We thus decided to default to RFC2231 encoding (with UTF8 charset), and 
only use the IE workaround for IE (based on the User Agent); and we also 
had to tell Asian customers that it wouldn't work with their default 
configuration. (Note this predates both Safari and Chrome).

> code is shared with Thunderbird. For email clients, it's essential that 
> RFC 2231 is supported (including continuation line and 'lang' param). 
> When I wrote the C-D handling code for Chrome, I didn't include RFC 2231 
> support because I haven't seen any increase in the use of RFC 2231 
> format by web servers in the wild. Again, this is not backed by any 
> systematic survey.

Having that review would be interesting. (Note to volunteers: keep in 
mind that some servers vary the encoding mechanism based on the 
User-Agent header).

>  Another is that Chrome does decode %-encoded byte sequences (UTF-8 only 
> at the moment, but given the IE's behavior and a lot of web servers that 
> depend on it especially in East Asia [1], it seems that I have to expand 
> that to cover non-UTF-8 %-encoded strings as well. 

The question is: how does the negotiation work?

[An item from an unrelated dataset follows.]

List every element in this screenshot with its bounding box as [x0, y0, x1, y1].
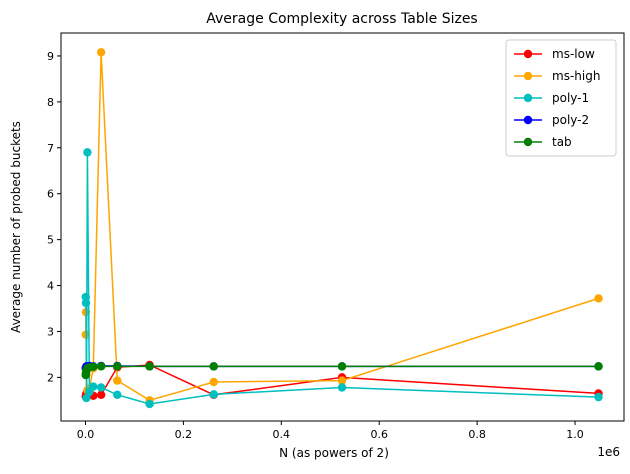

I think it's a much better approach to stick to the only solution that 
actually works predictably and is unambiguous. While working on the 
aforementioned draft I talked to representatives of some of the 
companies that currently do not support RFC 2231, and their feedback was 
that having a well-defined simple profile would be a step into the right 

> There are also common behaviors, too. Both supports RFC 2047 and both 
> support raw-8byte-sequences in UTF-8. If a raw 8byte sequence cannot be 

We discussed RFC 2047, and came to the conclusion it's not allowed for 
parameter values.

> interpreted as UTF-8, both try to interpret it as the encoding of a 
> referring page (Firefox implementation is more complete while Chrome's 
> only works with 'Save As'). [2]  Safari tries to do something similar 
> for raw 8bit byte sequences, but currently it does not work. Note that 
> neither tries to interpret it as ISO-8859-1/Windows-1252, which leads to 
> my next point. 
> In the thread on the topic in August, I also saw a lot of mentioning of 
> ISO-8859-1 being the default. I'm afraid that's rather 
> Western-Euro-centric view. Even though the current HTTP spec says 

It is, but it's nothing we can change.

> ISO-8859-1 be the default, in practice, a lot of local legacy encodings 
> have been used by web servers/ web server-side programs (see 
> ). The same is true of the old HTML spec, 
> according to which ISO-8859-1 is to be assumed in the absence of the 
> charset specification. However, in practice, web browsers allow users to 
> set the default charset to assume in such cases (and the default value 
> out of the box is locale-dependent. Korean Firefox/IE/Chrome have it set 
> to EUC-KR, Simplified Chinese versions have it set to GBK, French 
> versions have it set to ISO-8859-1/Windows-1252, etc). 
> Unless I missed something, in the thread in last August, I couldn't find 
> discussion about what web servers (various server-side programs) emit. 
> As you know well, web browsers are rather on the receiving end (when it 
> comes to decoding Content-Disposition header) and have to support 
> formats in widespread use by web servers. 
> I think a systematic survey of what's actually emitted by webservers in 
> the wild is necessary if it's not done yet. I meant to do this for a 
> while, but haven't managed to do it, yet. 
> ...

Again, that data would be interesting.

I imagine that server implementors that encounter this issue, such as 
web interfaces to document management systems that allow "arbitrary" 
filenames, usually end up:

- ignoring the problem (as there's no interoperable answer), or

- just support IE (I guess that's the case for Sharepoint), or

- sniff the UA and special-case Internet Explorer.

My understanding though is that using percent encoding or raw bytes in 
the message does not interoperate between user agents and breaks the spec.

On the other hand, RFC 2231 based encoding can at least be deployed 
right now, as clients that do not understand the "name*" notation just 
ignore it (well, except Konqueror, but that's a different story).

The transition would be smooth if UAs that support RFC 2231 encoding 
would, when both formats are present, select the RFC 2231 variant.